Pour éliminer l’azote des eaux usées, de nombreuses usines utilisent un processus appelé nitrification-dénitrification. En cours de route, il libère de l’oxyde nitreux – un puissant gaz à effet de serre – et de l’azote inoffensif dans l’air.
Parallèlement, d’autres technologies récupèrent l’azote de l’air pour l’utiliser dans des produits tels que les engrais.
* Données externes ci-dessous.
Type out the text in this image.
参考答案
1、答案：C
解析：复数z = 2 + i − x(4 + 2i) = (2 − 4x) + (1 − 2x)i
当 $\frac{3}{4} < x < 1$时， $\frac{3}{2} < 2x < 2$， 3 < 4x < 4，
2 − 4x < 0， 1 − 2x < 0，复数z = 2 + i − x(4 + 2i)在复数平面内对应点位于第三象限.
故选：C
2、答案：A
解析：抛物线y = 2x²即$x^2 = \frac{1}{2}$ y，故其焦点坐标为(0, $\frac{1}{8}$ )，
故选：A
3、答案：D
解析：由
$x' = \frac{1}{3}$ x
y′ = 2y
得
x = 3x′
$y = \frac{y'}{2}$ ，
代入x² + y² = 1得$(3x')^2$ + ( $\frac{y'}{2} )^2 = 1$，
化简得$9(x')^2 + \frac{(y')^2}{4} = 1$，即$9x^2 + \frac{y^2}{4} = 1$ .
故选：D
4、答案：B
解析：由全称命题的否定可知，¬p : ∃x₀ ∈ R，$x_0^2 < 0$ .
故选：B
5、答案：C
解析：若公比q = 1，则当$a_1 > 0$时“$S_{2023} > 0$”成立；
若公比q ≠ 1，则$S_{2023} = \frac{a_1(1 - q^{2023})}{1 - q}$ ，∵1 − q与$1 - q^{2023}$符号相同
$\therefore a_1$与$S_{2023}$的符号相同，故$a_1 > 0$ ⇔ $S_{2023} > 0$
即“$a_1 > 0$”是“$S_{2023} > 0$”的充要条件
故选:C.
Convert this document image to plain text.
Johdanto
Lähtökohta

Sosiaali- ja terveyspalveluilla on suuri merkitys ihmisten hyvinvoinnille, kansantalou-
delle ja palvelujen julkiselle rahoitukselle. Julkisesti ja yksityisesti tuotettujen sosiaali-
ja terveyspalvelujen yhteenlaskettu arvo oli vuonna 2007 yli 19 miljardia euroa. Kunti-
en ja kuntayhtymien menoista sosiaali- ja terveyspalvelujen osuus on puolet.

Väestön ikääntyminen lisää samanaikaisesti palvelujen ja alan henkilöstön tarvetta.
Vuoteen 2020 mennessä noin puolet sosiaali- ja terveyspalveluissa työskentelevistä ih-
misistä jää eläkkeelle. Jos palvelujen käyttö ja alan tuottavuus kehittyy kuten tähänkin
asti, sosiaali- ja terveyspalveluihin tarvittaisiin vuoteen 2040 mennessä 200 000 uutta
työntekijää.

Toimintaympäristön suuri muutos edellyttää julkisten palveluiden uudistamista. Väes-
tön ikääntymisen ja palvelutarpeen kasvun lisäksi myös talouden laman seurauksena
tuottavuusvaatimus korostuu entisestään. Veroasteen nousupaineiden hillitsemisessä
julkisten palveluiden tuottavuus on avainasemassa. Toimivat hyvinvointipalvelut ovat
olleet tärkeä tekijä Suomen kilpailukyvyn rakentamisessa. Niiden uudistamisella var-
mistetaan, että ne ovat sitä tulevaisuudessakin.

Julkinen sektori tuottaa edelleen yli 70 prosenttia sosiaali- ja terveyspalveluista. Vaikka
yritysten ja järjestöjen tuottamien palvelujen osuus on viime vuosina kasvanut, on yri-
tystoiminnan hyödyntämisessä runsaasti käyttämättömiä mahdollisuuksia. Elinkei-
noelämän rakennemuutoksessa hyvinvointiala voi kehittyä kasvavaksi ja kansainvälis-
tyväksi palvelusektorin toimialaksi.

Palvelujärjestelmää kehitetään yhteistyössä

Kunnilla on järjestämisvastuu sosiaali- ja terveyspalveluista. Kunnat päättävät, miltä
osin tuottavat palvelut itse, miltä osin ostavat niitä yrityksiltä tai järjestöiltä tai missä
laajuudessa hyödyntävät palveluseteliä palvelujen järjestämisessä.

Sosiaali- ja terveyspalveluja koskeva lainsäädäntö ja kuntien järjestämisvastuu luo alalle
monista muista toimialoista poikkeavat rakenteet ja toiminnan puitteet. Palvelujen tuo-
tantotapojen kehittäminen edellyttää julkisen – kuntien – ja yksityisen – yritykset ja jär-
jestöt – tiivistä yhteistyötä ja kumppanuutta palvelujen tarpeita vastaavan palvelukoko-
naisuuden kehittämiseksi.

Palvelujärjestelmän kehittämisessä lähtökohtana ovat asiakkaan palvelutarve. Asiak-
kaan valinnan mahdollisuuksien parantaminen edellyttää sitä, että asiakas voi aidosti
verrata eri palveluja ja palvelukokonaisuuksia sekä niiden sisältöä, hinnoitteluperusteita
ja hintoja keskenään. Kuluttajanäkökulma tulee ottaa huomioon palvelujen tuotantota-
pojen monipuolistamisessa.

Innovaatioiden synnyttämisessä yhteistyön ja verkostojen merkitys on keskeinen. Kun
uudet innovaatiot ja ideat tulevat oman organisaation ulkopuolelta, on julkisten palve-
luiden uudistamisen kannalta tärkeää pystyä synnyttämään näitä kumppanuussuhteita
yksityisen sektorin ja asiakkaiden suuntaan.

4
Ces technologies sont souvent gourmandes en énergie, donc développer un moyen de récupérer l’azote directement à partir des eaux usées pourrait permettre d’économiser de l’énergie et des émissions.
« Si nous pouvions simplement éviter de rejeter cet azote dans l'air et l'utiliser pendant que nous l'avons pour fabriquer un produit comme des aliments pour animaux ou des engrais, alors nous nous dirigeons vers une économie circulaire de l'azote », a déclaré Dunn.
Quelle est la prochaine étape
Les chercheurs travaillent actuellement avec des installations de traitement des eaux usées pour collecter des données plus détaillées et affiner un outil de modélisation open source que les usines peuvent utiliser pour comprendre leurs émissions.
« De nombreuses municipalités ont des plans d'action climatique et veulent donc prendre des mesures pour réduire leurs émissions de gaz à effet de serre », a déclaré Dunn. « L'un de nos espoirs était que cette étude aiderait les usines de traitement. »
Bien que leur analyse n'inclue que les usines américaines, leurs méthodes peuvent fonctionner pour n'importe quelle usine disposant de données appropriées, a-t-elle déclaré.
Alors que la population mondiale continue de croître et que les services sanitaires publics se développent pour desservir un plus grand nombre de personnes que jamais, la décarbonisation du traitement des eaux usées à l’échelle mondiale sera importante pour atteindre les objectifs climatiques.
« C'est un secteur important, et il nécessite une attention particulière », a déclaré Dunn.